Association of persistent acute kidney injury and renal recovery with mortality in hospitalised patients

Link to article at PubMed

BMJ Health Care Inform. 2021 Dec;28(1):e100458. doi: 10.1136/bmjhci-2021-100458.


OBJECTIVES: Acute kidney injury (AKI) affects up to one-quarter of hospitalised patients and 60% of patients in the intensive care unit (ICU). We aim to understand the baseline characteristics of patients who will develop distinct AKI trajectories, determine the impact of persistent AKI and renal non-recovery on clinical outcomes, resource use, and assess the relative importance of AKI severity, duration and recovery on survival.

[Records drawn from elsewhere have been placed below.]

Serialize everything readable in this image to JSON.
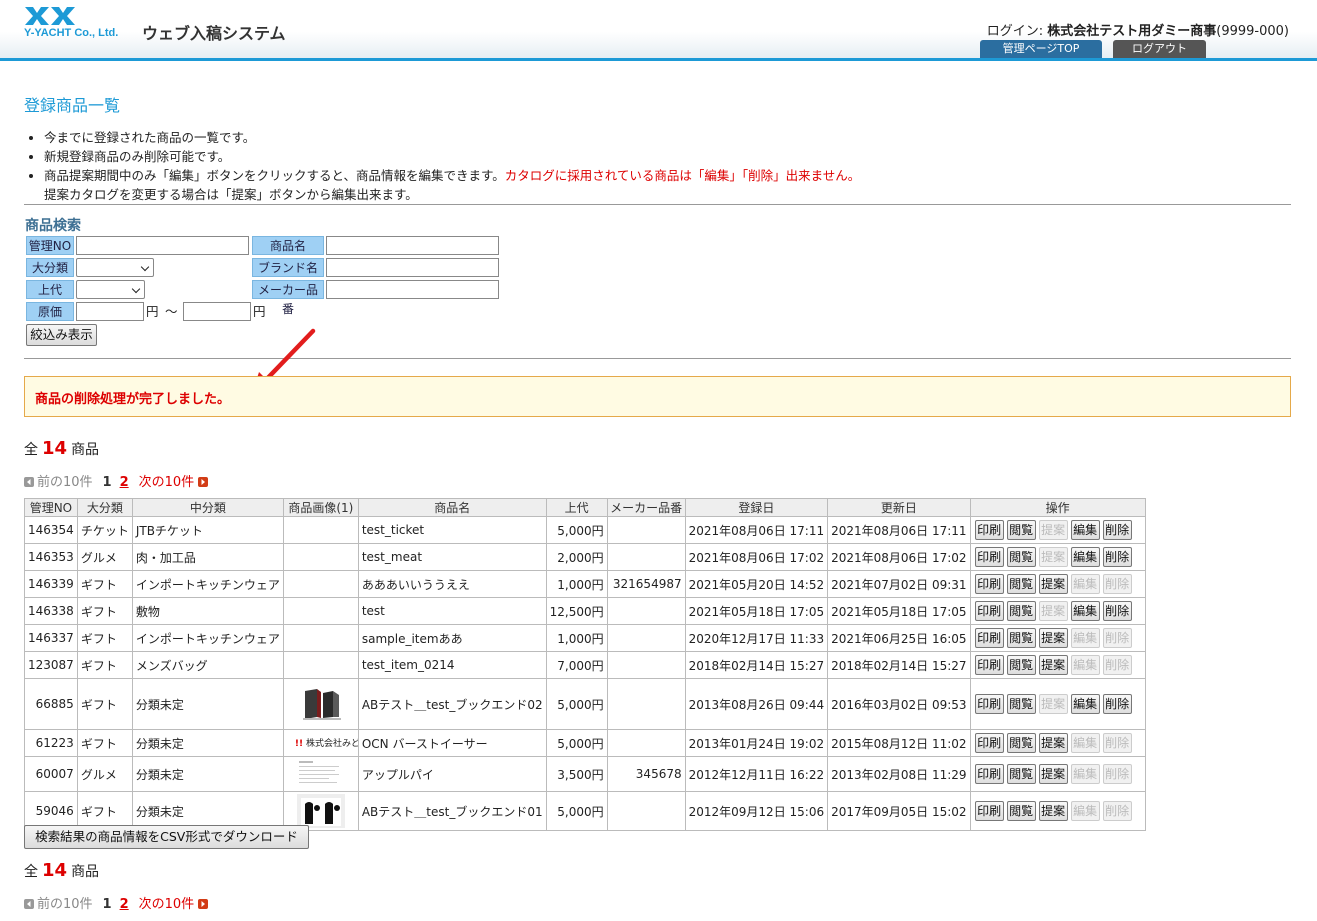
{
  "header": {
    "logo_text": "Y-YACHT Co., Ltd.",
    "system_title": "ウェブ入稿システム",
    "login_label": "ログイン:",
    "login_user": "株式会社テスト用ダミー商事",
    "login_code": "(9999-000)",
    "admin_top_button": "管理ページTOP",
    "logout_button": "ログアウト"
  },
  "page": {
    "title": "登録商品一覧",
    "notes": [
      "今までに登録された商品の一覧です。",
      "新規登録商品のみ削除可能です。"
    ],
    "note3_black": "商品提案期間中のみ「編集」ボタンをクリックすると、商品情報を編集できます。",
    "note3_red": "カタログに採用されている商品は「編集」「削除」出来ません。",
    "note3_line2": "提案カタログを変更する場合は「提案」ボタンから編集出来ます。"
  },
  "search": {
    "title": "商品検索",
    "labels": {
      "mgmt_no": "管理NO",
      "product_name": "商品名",
      "category": "大分類",
      "brand": "ブランド名",
      "price": "上代",
      "maker_code": "メーカー品番",
      "cost": "原価"
    },
    "yen": "円",
    "tilde": "〜",
    "filter_button": "絞込み表示"
  },
  "alert": {
    "message": "商品の削除処理が完了しました。",
    "accent_color": "#d00000"
  },
  "summary": {
    "prefix": "全",
    "count": "14",
    "suffix": "商品"
  },
  "pager": {
    "prev": "前の10件",
    "current": "1",
    "page2": "2",
    "next": "次の10件"
  },
  "table": {
    "headers": [
      "管理NO",
      "大分類",
      "中分類",
      "商品画像(1)",
      "商品名",
      "上代",
      "メーカー品番",
      "登録日",
      "更新日",
      "操作"
    ],
    "op_labels": [
      "印刷",
      "閲覧",
      "提案",
      "編集",
      "削除"
    ],
    "rows": [
      {
        "no": "146354",
        "cat": "チケット",
        "sub": "JTBチケット",
        "img": "",
        "name": "test_ticket",
        "price": "5,000円",
        "maker": "",
        "reg": "2021年08月06日  17:11",
        "upd": "2021年08月06日  17:11",
        "ops": [
          true,
          true,
          false,
          true,
          true
        ]
      },
      {
        "no": "146353",
        "cat": "グルメ",
        "sub": "肉・加工品",
        "img": "",
        "name": "test_meat",
        "price": "2,000円",
        "maker": "",
        "reg": "2021年08月06日  17:02",
        "upd": "2021年08月06日  17:02",
        "ops": [
          true,
          true,
          false,
          true,
          true
        ]
      },
      {
        "no": "146339",
        "cat": "ギフト",
        "sub": "インポートキッチンウェア",
        "img": "",
        "name": "あああいいううええ",
        "price": "1,000円",
        "maker": "321654987",
        "reg": "2021年05月20日  14:52",
        "upd": "2021年07月02日  09:31",
        "ops": [
          true,
          true,
          true,
          false,
          false
        ]
      },
      {
        "no": "146338",
        "cat": "ギフト",
        "sub": "敷物",
        "img": "",
        "name": "test",
        "price": "12,500円",
        "maker": "",
        "reg": "2021年05月18日  17:05",
        "upd": "2021年05月18日  17:05",
        "ops": [
          true,
          true,
          false,
          true,
          true
        ]
      },
      {
        "no": "146337",
        "cat": "ギフト",
        "sub": "インポートキッチンウェア",
        "img": "",
        "name": "sample_itemああ",
        "price": "1,000円",
        "maker": "",
        "reg": "2020年12月17日  11:33",
        "upd": "2021年06月25日  16:05",
        "ops": [
          true,
          true,
          true,
          false,
          false
        ]
      },
      {
        "no": "123087",
        "cat": "ギフト",
        "sub": "メンズバッグ",
        "img": "",
        "name": "test_item_0214",
        "price": "7,000円",
        "maker": "",
        "reg": "2018年02月14日  15:27",
        "upd": "2018年02月14日  15:27",
        "ops": [
          true,
          true,
          true,
          false,
          false
        ]
      },
      {
        "no": "66885",
        "cat": "ギフト",
        "sub": "分類未定",
        "img": "bookend-red",
        "name": "ABテスト＿test_ブックエンド02",
        "price": "5,000円",
        "maker": "",
        "reg": "2013年08月26日  09:44",
        "upd": "2016年03月02日  09:53",
        "ops": [
          true,
          true,
          false,
          true,
          true
        ]
      },
      {
        "no": "61223",
        "cat": "ギフト",
        "sub": "分類未定",
        "img": "logo",
        "name": "OCN バーストイーサー",
        "price": "5,000円",
        "maker": "",
        "reg": "2013年01月24日  19:02",
        "upd": "2015年08月12日  11:02",
        "ops": [
          true,
          true,
          true,
          false,
          false
        ]
      },
      {
        "no": "60007",
        "cat": "グルメ",
        "sub": "分類未定",
        "img": "doc",
        "name": "アップルパイ",
        "price": "3,500円",
        "maker": "345678",
        "reg": "2012年12月11日  16:22",
        "upd": "2013年02月08日  11:29",
        "ops": [
          true,
          true,
          true,
          false,
          false
        ]
      },
      {
        "no": "59046",
        "cat": "ギフト",
        "sub": "分類未定",
        "img": "bookend-bw",
        "name": "ABテスト＿test_ブックエンド01",
        "price": "5,000円",
        "maker": "",
        "reg": "2012年09月12日  15:06",
        "upd": "2017年09月05日  15:02",
        "ops": [
          true,
          true,
          true,
          false,
          false
        ]
      }
    ],
    "logo_thumb_text": "株式会社みどり"
  },
  "csv_button": "検索結果の商品情報をCSV形式でダウンロード"
}
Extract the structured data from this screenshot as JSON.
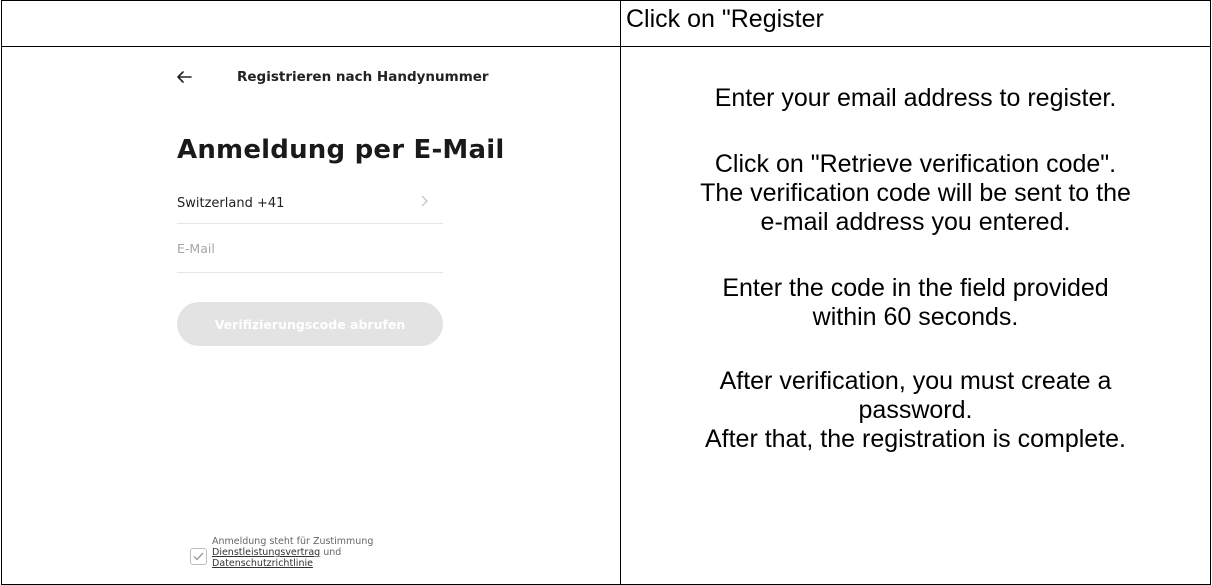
{
  "header": {
    "left_cell": "",
    "right_cell": "Click on \"Register"
  },
  "phone": {
    "nav_title": "Registrieren nach Handynummer",
    "page_title": "Anmeldung per E-Mail",
    "country_label": "Switzerland +41",
    "email_placeholder": "E-Mail",
    "email_value": "",
    "verify_button_label": "Verifizierungscode abrufen",
    "consent_line1": "Anmeldung steht für Zustimmung",
    "consent_link1": "Dienstleistungsvertrag",
    "consent_and": " und",
    "consent_link2": "Datenschutzrichtlinie",
    "checkbox_checked": true,
    "colors": {
      "button_disabled_bg": "#e3e3e3",
      "divider": "#e6e6e6",
      "placeholder": "#a6a6a6"
    },
    "icons": {
      "back": "back-arrow-icon",
      "chevron": "chevron-right-icon",
      "checkbox": "checkmark-icon"
    }
  },
  "instructions": {
    "line1": "Enter your email address to register.",
    "line2": "Click on \"Retrieve verification code\".",
    "line3": "The verification code will be sent to the",
    "line4": "e-mail address you entered.",
    "line5": "Enter the code in the field provided",
    "line6": "within 60 seconds.",
    "line7": "After verification, you must create a",
    "line8": "password.",
    "line9": "After that, the registration is complete."
  }
}
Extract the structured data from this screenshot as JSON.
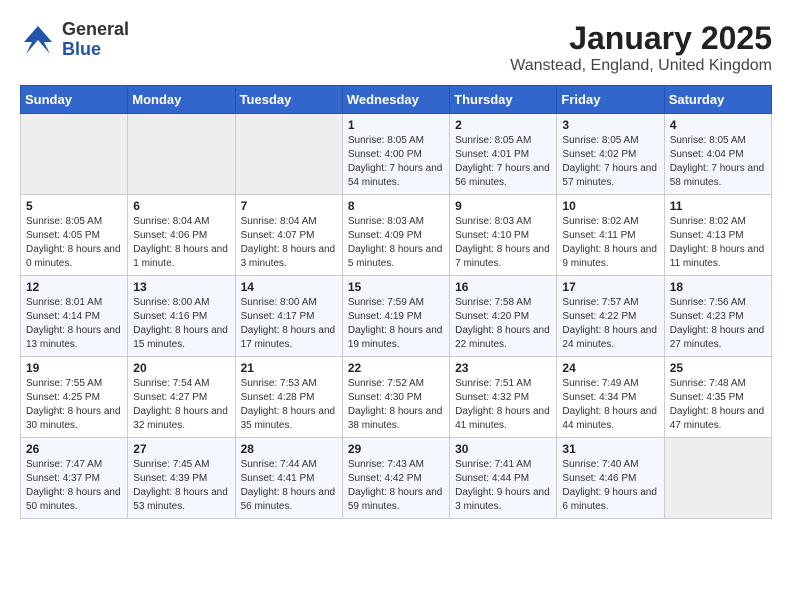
{
  "header": {
    "logo_general": "General",
    "logo_blue": "Blue",
    "title": "January 2025",
    "subtitle": "Wanstead, England, United Kingdom"
  },
  "days_of_week": [
    "Sunday",
    "Monday",
    "Tuesday",
    "Wednesday",
    "Thursday",
    "Friday",
    "Saturday"
  ],
  "weeks": [
    [
      {
        "day": "",
        "empty": true
      },
      {
        "day": "",
        "empty": true
      },
      {
        "day": "",
        "empty": true
      },
      {
        "day": "1",
        "sunrise": "8:05 AM",
        "sunset": "4:00 PM",
        "daylight": "7 hours and 54 minutes."
      },
      {
        "day": "2",
        "sunrise": "8:05 AM",
        "sunset": "4:01 PM",
        "daylight": "7 hours and 56 minutes."
      },
      {
        "day": "3",
        "sunrise": "8:05 AM",
        "sunset": "4:02 PM",
        "daylight": "7 hours and 57 minutes."
      },
      {
        "day": "4",
        "sunrise": "8:05 AM",
        "sunset": "4:04 PM",
        "daylight": "7 hours and 58 minutes."
      }
    ],
    [
      {
        "day": "5",
        "sunrise": "8:05 AM",
        "sunset": "4:05 PM",
        "daylight": "8 hours and 0 minutes."
      },
      {
        "day": "6",
        "sunrise": "8:04 AM",
        "sunset": "4:06 PM",
        "daylight": "8 hours and 1 minute."
      },
      {
        "day": "7",
        "sunrise": "8:04 AM",
        "sunset": "4:07 PM",
        "daylight": "8 hours and 3 minutes."
      },
      {
        "day": "8",
        "sunrise": "8:03 AM",
        "sunset": "4:09 PM",
        "daylight": "8 hours and 5 minutes."
      },
      {
        "day": "9",
        "sunrise": "8:03 AM",
        "sunset": "4:10 PM",
        "daylight": "8 hours and 7 minutes."
      },
      {
        "day": "10",
        "sunrise": "8:02 AM",
        "sunset": "4:11 PM",
        "daylight": "8 hours and 9 minutes."
      },
      {
        "day": "11",
        "sunrise": "8:02 AM",
        "sunset": "4:13 PM",
        "daylight": "8 hours and 11 minutes."
      }
    ],
    [
      {
        "day": "12",
        "sunrise": "8:01 AM",
        "sunset": "4:14 PM",
        "daylight": "8 hours and 13 minutes."
      },
      {
        "day": "13",
        "sunrise": "8:00 AM",
        "sunset": "4:16 PM",
        "daylight": "8 hours and 15 minutes."
      },
      {
        "day": "14",
        "sunrise": "8:00 AM",
        "sunset": "4:17 PM",
        "daylight": "8 hours and 17 minutes."
      },
      {
        "day": "15",
        "sunrise": "7:59 AM",
        "sunset": "4:19 PM",
        "daylight": "8 hours and 19 minutes."
      },
      {
        "day": "16",
        "sunrise": "7:58 AM",
        "sunset": "4:20 PM",
        "daylight": "8 hours and 22 minutes."
      },
      {
        "day": "17",
        "sunrise": "7:57 AM",
        "sunset": "4:22 PM",
        "daylight": "8 hours and 24 minutes."
      },
      {
        "day": "18",
        "sunrise": "7:56 AM",
        "sunset": "4:23 PM",
        "daylight": "8 hours and 27 minutes."
      }
    ],
    [
      {
        "day": "19",
        "sunrise": "7:55 AM",
        "sunset": "4:25 PM",
        "daylight": "8 hours and 30 minutes."
      },
      {
        "day": "20",
        "sunrise": "7:54 AM",
        "sunset": "4:27 PM",
        "daylight": "8 hours and 32 minutes."
      },
      {
        "day": "21",
        "sunrise": "7:53 AM",
        "sunset": "4:28 PM",
        "daylight": "8 hours and 35 minutes."
      },
      {
        "day": "22",
        "sunrise": "7:52 AM",
        "sunset": "4:30 PM",
        "daylight": "8 hours and 38 minutes."
      },
      {
        "day": "23",
        "sunrise": "7:51 AM",
        "sunset": "4:32 PM",
        "daylight": "8 hours and 41 minutes."
      },
      {
        "day": "24",
        "sunrise": "7:49 AM",
        "sunset": "4:34 PM",
        "daylight": "8 hours and 44 minutes."
      },
      {
        "day": "25",
        "sunrise": "7:48 AM",
        "sunset": "4:35 PM",
        "daylight": "8 hours and 47 minutes."
      }
    ],
    [
      {
        "day": "26",
        "sunrise": "7:47 AM",
        "sunset": "4:37 PM",
        "daylight": "8 hours and 50 minutes."
      },
      {
        "day": "27",
        "sunrise": "7:45 AM",
        "sunset": "4:39 PM",
        "daylight": "8 hours and 53 minutes."
      },
      {
        "day": "28",
        "sunrise": "7:44 AM",
        "sunset": "4:41 PM",
        "daylight": "8 hours and 56 minutes."
      },
      {
        "day": "29",
        "sunrise": "7:43 AM",
        "sunset": "4:42 PM",
        "daylight": "8 hours and 59 minutes."
      },
      {
        "day": "30",
        "sunrise": "7:41 AM",
        "sunset": "4:44 PM",
        "daylight": "9 hours and 3 minutes."
      },
      {
        "day": "31",
        "sunrise": "7:40 AM",
        "sunset": "4:46 PM",
        "daylight": "9 hours and 6 minutes."
      },
      {
        "day": "",
        "empty": true
      }
    ]
  ]
}
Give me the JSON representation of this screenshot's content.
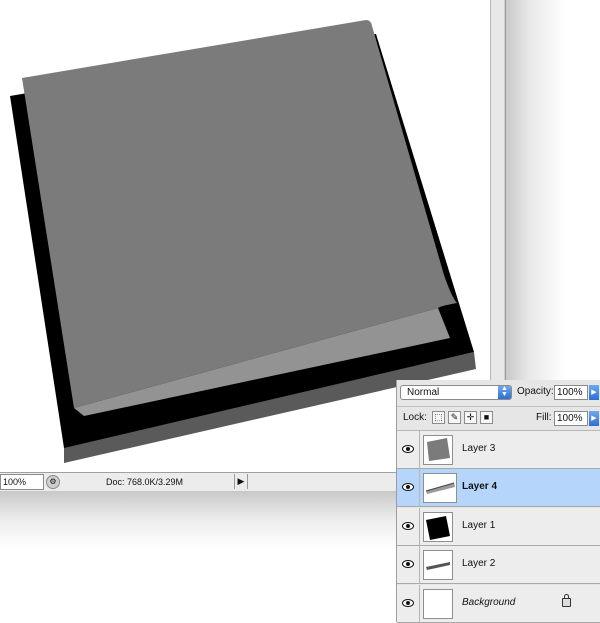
{
  "status_bar": {
    "zoom": "100%",
    "doc_info": "Doc: 768.0K/3.29M",
    "menu_arrow": "▶"
  },
  "layers_panel": {
    "blend_mode": "Normal",
    "opacity_label": "Opacity:",
    "opacity_value": "100%",
    "lock_label": "Lock:",
    "fill_label": "Fill:",
    "fill_value": "100%",
    "layers": [
      {
        "name": "Layer 3",
        "visible": true,
        "selected": false
      },
      {
        "name": "Layer 4",
        "visible": true,
        "selected": true
      },
      {
        "name": "Layer 1",
        "visible": true,
        "selected": false
      },
      {
        "name": "Layer 2",
        "visible": true,
        "selected": false
      },
      {
        "name": "Background",
        "visible": true,
        "selected": false,
        "locked": true
      }
    ]
  },
  "colors": {
    "paper_gray": "#7b7b7b",
    "paper_curl": "#929292",
    "base_black": "#000000",
    "base_edge": "#595959",
    "selection_blue": "#b6d5fb"
  }
}
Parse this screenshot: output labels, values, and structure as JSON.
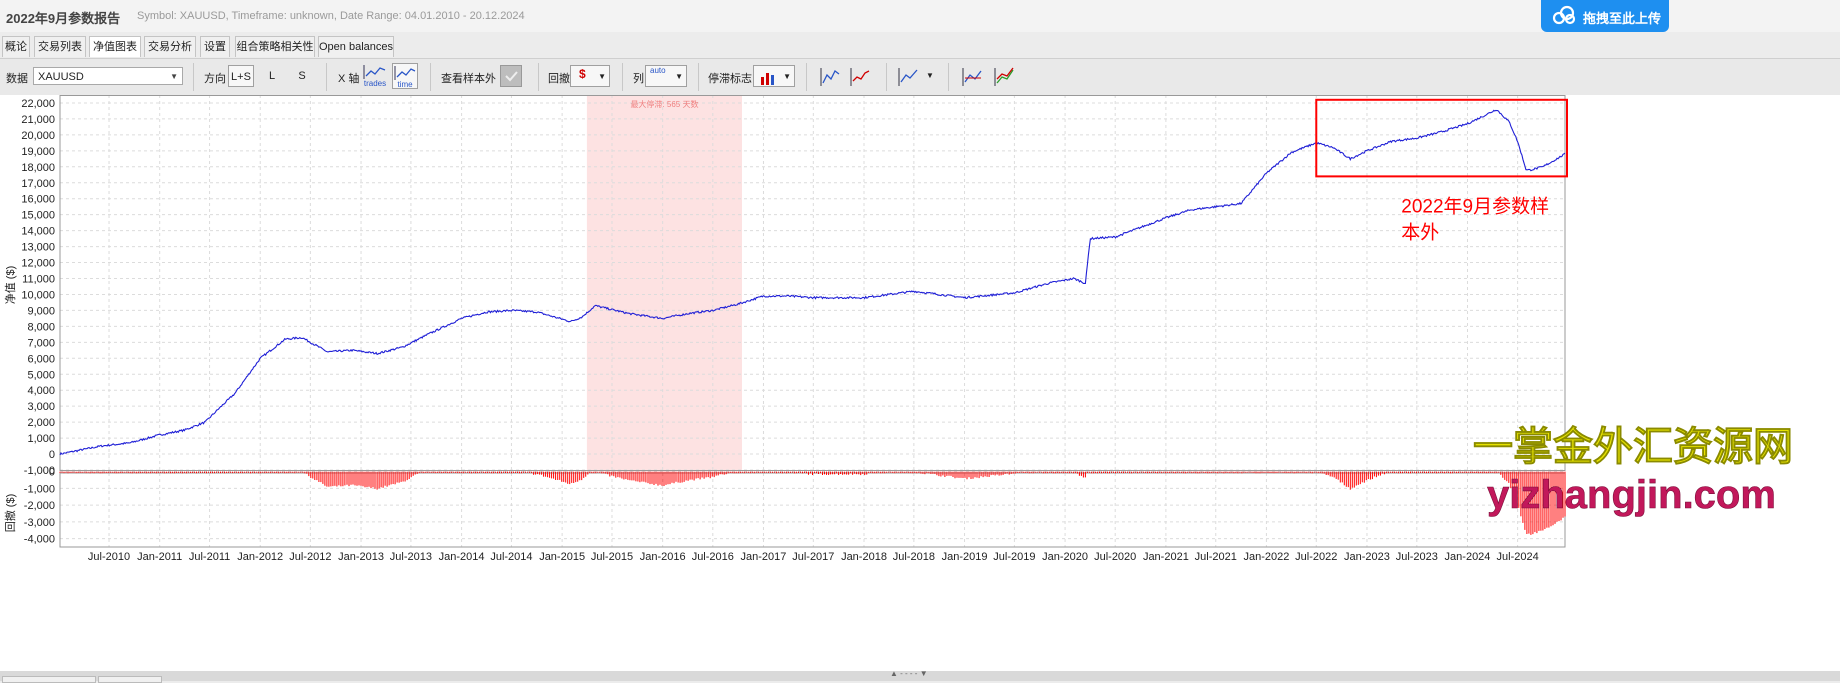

METHODS: In this retrospective, longitudinal cohort study, 156 699 patients admitted to a quaternary care hospital between January 2012 and August 2019 were staged and classified (no AKI, rapidly reversed AKI, persistent AKI with and without renal recovery). Clinical outcomes, resource use and short-term and long-term survival adjusting for AKI severity were compared among AKI trajectories in all cohort and subcohorts with and without ICU admission.

RESULTS: Fifty-eight per cent (31 500/54 212) had AKI that rapidly reversed within 48 hours; among patients with persistent AKI, two-thirds (14 122/22 712) did not have renal recovery by discharge. One-year mortality was significantly higher among patients with persistent AKI (35%, 7856/22 712) than patients with rapidly reversed AKI (15%, 4714/31 500) and no AKI (7%, 22 117/301 466). Persistent AKI without renal recovery was associated with approximately fivefold increased hazard rates compared with no AKI in all cohort and ICU and non-ICU subcohorts, independent of AKI severity.

DISCUSSION: Among hospitalised, ICU and non-ICU patients, persistent AKI and the absence of renal recovery are associated with reduced long-term survival, independent of AKI severity.

CONCLUSIONS: It is essential to identify patients at risk of developing persistent AKI and no renal recovery to guide treatment-related decisions.